Given an adjoint semisimple group G over a local field k, we prove that the maximal Satake–Berkovich compactification of the Bruhat–Tits building of G can be identified with the one obtained by embedding the building into the Berkovich analytification of the wonderful compactification of G, extending previous results of Rémy, Thuillier and Werner. In the process, we use the characterisation of the wonderful compactification in terms of Hilbert schemes given by Brion to extend the definition of the wonderful compactification to the case of a non-necessarily split adjoint semisimple group over an arbitrary field and investigate some of its properties pertaining to rational points on the boundary.
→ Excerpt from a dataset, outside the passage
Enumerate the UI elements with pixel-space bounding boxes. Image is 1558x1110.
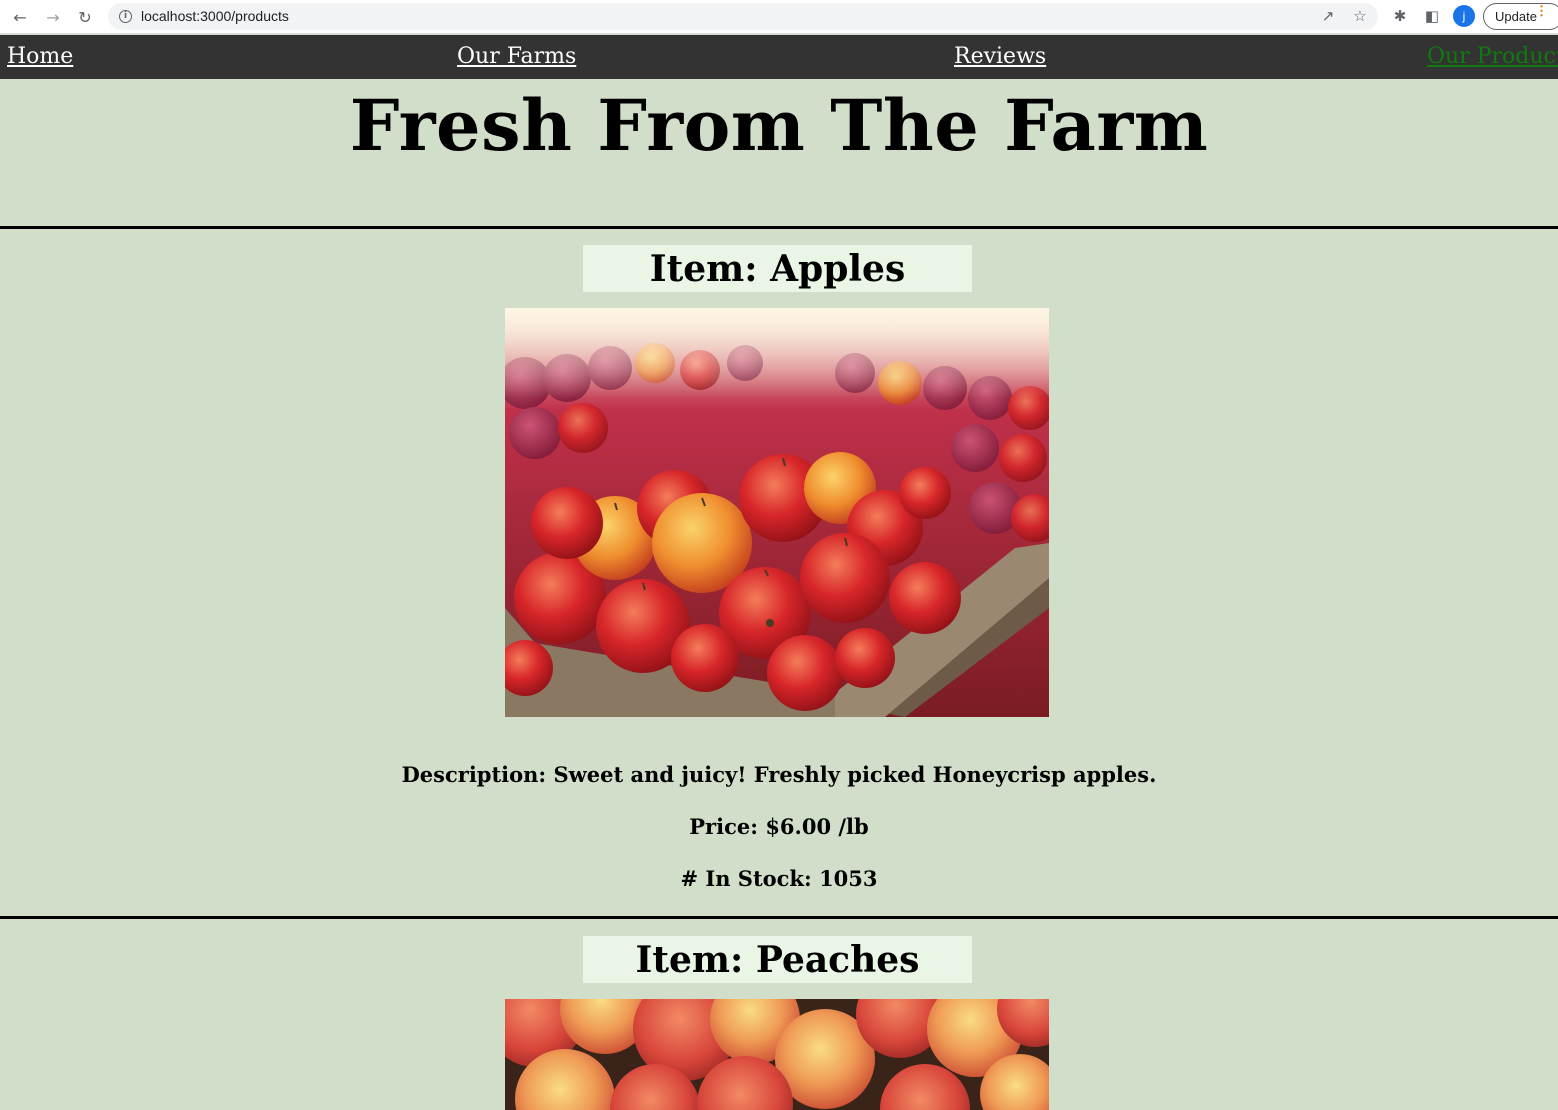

Lastly, given a finite possibly ramified Galois extension k’/k, we take a look at the action of the Galois group on the maximal compactification of the building of G over k’ and check that the Galois-fixed points are precisely the limits of sequences of fixed points in the building over k’, though they may not lie in the Satake–Berkovich compactification of G over k.

给定局部域k上的伴随半单群G ，我们证明G的 Bruhat-Tits 构造的最大 Satake-Berkovich 紧化可以与通过将该构造嵌入到G的奇妙紧化的 Berkovich 分析中获得的结果来识别，扩展了 Rémy、Thuillier 和 Werner 之前的结果。在此过程中，我们利用Brion给出的Hilbert格式对奇妙紧化的刻画，将奇妙紧化的定义扩展到任意域上非必然分裂伴随半单群的情况，并研究了它的一些性质与边界上的有理点有关。

最后，给定一个有限的可能分支的伽罗瓦扩展k '/k，我们看看伽罗瓦群对G在k ' 上的构造的最大紧化的作用，并检查伽罗瓦不动点恰好是k '上的建筑物中的不动点序列，尽管它们可能不位于G在k上的 Satake-Berkovich 紧化中。